Coordinated T And B Cell Engagement

A durable and highly specific immune response requires coordination between T and B cells, two interconnected arms of adaptive immunity. Cytotoxic T cells target and eliminate abnormal cells, while B cells produce antibodies that neutralize extracellular threats. Immunotherapy is more effective when these two cell types are activated in a synchronized manner, ensuring a multi-faceted defense that eliminates malignant cells and prevents recurrence.

This interaction occurs within germinal centers in lymphoid tissues, where high-affinity antibody-producing B cells mature under the guidance of helper T cells. Follicular helper T cells (Tfh) play a key role by providing survival and differentiation signals to B cells via cytokines such as IL-21 and co-stimulatory molecules like CD40L. Without this support, B cells fail to undergo the necessary affinity maturation for producing potent, long-lasting antibodies.

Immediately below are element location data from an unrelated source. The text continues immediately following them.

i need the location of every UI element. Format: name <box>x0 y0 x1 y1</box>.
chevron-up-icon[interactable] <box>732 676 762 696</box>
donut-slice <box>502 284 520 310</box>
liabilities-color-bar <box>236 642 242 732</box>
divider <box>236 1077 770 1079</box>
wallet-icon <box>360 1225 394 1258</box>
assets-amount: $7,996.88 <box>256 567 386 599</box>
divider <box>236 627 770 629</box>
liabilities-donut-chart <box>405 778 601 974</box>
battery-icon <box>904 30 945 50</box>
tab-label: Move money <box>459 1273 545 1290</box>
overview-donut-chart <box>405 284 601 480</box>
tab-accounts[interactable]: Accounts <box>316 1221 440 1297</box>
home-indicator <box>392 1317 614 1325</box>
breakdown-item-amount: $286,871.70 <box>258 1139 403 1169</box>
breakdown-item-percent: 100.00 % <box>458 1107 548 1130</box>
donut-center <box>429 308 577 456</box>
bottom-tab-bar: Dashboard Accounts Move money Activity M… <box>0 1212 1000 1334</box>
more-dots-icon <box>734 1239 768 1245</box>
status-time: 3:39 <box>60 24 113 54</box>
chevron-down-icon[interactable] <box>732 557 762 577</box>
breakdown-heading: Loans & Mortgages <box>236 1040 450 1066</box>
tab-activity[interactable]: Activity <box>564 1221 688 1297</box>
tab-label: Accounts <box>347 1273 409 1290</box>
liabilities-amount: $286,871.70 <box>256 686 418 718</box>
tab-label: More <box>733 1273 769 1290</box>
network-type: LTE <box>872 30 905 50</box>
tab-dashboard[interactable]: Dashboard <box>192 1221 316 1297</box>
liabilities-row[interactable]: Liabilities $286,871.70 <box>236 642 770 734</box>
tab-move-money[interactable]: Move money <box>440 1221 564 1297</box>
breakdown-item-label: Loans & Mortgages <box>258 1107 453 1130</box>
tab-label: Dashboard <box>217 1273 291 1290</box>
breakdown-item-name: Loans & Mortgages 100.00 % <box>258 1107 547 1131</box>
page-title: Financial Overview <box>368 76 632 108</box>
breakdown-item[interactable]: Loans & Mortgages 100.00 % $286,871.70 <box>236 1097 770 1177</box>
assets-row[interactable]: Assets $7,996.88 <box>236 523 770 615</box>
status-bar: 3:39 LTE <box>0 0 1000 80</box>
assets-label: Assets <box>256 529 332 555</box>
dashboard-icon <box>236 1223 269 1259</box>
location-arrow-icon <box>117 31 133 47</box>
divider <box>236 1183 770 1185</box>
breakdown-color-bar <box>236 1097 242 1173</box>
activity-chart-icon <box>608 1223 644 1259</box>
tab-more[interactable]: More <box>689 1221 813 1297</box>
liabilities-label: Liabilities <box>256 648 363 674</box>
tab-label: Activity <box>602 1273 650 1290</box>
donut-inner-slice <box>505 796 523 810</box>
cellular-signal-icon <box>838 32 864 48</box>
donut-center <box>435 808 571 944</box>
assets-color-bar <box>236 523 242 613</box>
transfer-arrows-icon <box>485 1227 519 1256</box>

Elicio Therapeutics is enhancing Tfh cell activation alongside cytotoxic T cell responses to create a more comprehensive defense against cancer. Their immunotherapies stimulate robust T cell priming while promoting B cell recruitment and expansion within germinal centers. This ensures both cellular and humoral immunity are reinforced, reducing the likelihood of tumor escape mechanisms that exploit gaps in immune surveillance.

Immune Memory Formation

Long-term immunity depends on the immune system’s ability to “remember” past encounters, enabling a faster, more effective response upon re-exposure. Immunological memory is established through specialized memory T and B cells, which persist long after initial activation. Unlike short-lived effector cells that decline once a pathogen or malignant cell population is cleared, memory cells can last for years, providing lasting protection.

Elicio Therapeutics is optimizing conditions for memory T and B cell development. The differentiation of memory T cells is influenced by antigen persistence, inflammatory signals, and cytokine environments, all of which shape their functional properties. Central memory T cells (T_CM) reside in lymphoid tissues, where they undergo homeostatic proliferation, while effector memory T cells (T_EM) patrol peripheral tissues, ready to launch immediate responses. By fine-tuning antigen exposure and immune-stimulatory cues, Elicio aims to promote a balanced memory response that ensures both long-term surveillance and rapid effector function.